Prudential Equity Group said Wednesday increased Chinese output and a high cost structure for aluminium producers Alcoa Inc. and Alcan Inc. could hurt the companies' stock performance in 2007.
Shares of Alcoa gave up 22 cents to close at $33.85 on the New York Stock Exchange, while Canadian rival Alcan rose 8 cents to finish at $53.20. Century Aluminium Co. added 46 cents to end at $45.97 on the Nasdaq Stock Market.
Analyst John C. Tumazos cut his rating on the industry to "Unfavorable" from "Favorable." On Tuesday, the International Aluminium Institute said China output rose 39 percent in January, up from 35 percent as previously thought, and February output grew more than 40 percent.
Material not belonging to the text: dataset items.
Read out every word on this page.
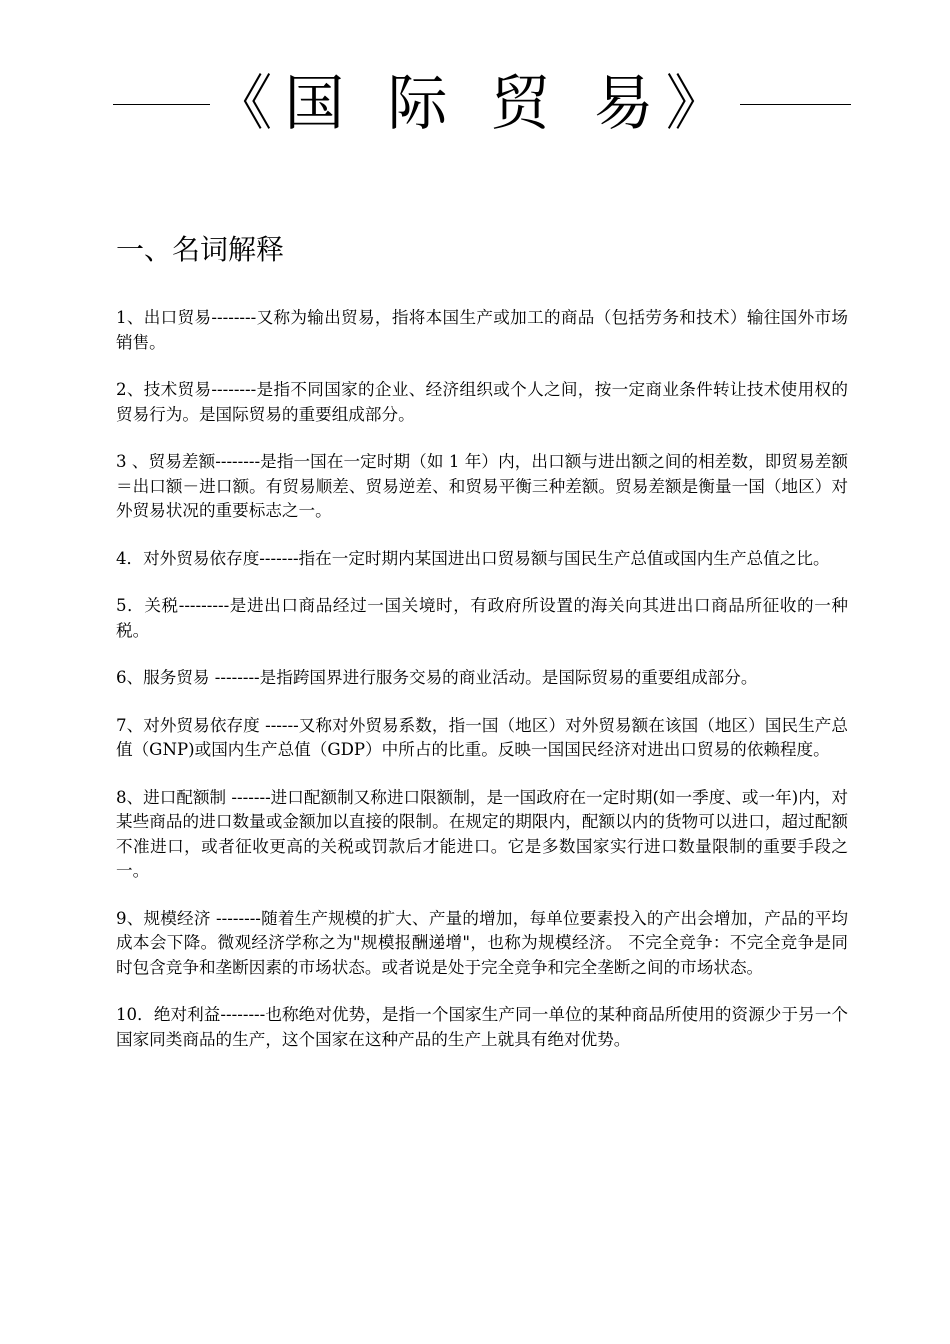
《国 际 贸 易》
一、名词解释

1、出口贸易--------又称为输出贸易，指将本国生产或加工的商品（包括劳务和技术）输往国外市场销售。

2、技术贸易--------是指不同国家的企业、经济组织或个人之间，按一定商业条件转让技术使用权的贸易行为。是国际贸易的重要组成部分。

3 、贸易差额--------是指一国在一定时期（如 1 年）内，出口额与进出额之间的相差数，即贸易差额＝出口额－进口额。有贸易顺差、贸易逆差、和贸易平衡三种差额。贸易差额是衡量一国（地区）对外贸易状况的重要标志之一。

4．对外贸易依存度-------指在一定时期内某国进出口贸易额与国民生产总值或国内生产总值之比。

5．关税---------是进出口商品经过一国关境时，有政府所设置的海关向其进出口商品所征收的一种税。

6、服务贸易 --------是指跨国界进行服务交易的商业活动。是国际贸易的重要组成部分。

7、对外贸易依存度 ------又称对外贸易系数，指一国（地区）对外贸易额在该国（地区）国民生产总值（GNP)或国内生产总值（GDP）中所占的比重。反映一国国民经济对进出口贸易的依赖程度。

8、进口配额制 -------进口配额制又称进口限额制，是一国政府在一定时期(如一季度、或一年)内，对某些商品的进口数量或金额加以直接的限制。在规定的期限内，配额以内的货物可以进口，超过配额不准进口，或者征收更高的关税或罚款后才能进口。它是多数国家实行进口数量限制的重要手段之一。

9、规模经济 --------随着生产规模的扩大、产量的增加，每单位要素投入的产出会增加，产品的平均成本会下降。微观经济学称之为"规模报酬递增"，也称为规模经济。 不完全竞争：不完全竞争是同时包含竞争和垄断因素的市场状态。或者说是处于完全竞争和完全垄断之间的市场状态。

10．绝对利益--------也称绝对优势，是指一个国家生产同一单位的某种商品所使用的资源少于另一个国家同类商品的生产，这个国家在这种产品的生产上就具有绝对优势。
Tumazos slashed his rating on Alcan to "Underweight" from "Overweight" and trimmed his target price to $48 from $50. He also cut Alcoa to "Neutral Weight" from "Overweight" and lowered his target price to $38 from 441.
The analyst lifted his 2007 output expectations for China by 1.4 million metric tons to a total of 12.4 metric tons. That's up from 9.35 million metric tons produced in the country in 2006, he noted.
Manufacturing in China is still rising, while U.S. manufacturing – which has in the past used a lot of aluminium – is declining.
In addition, both Alcan and Alcoa are expected to see higher costs ahead due to the euro's appreciation and high raw material and transportation costs, Tumazos wrote in a note to clients. Meanwhile, aluminium output in other areas of the world, including the Congo region, Middle East and Venezuela, is on the rise.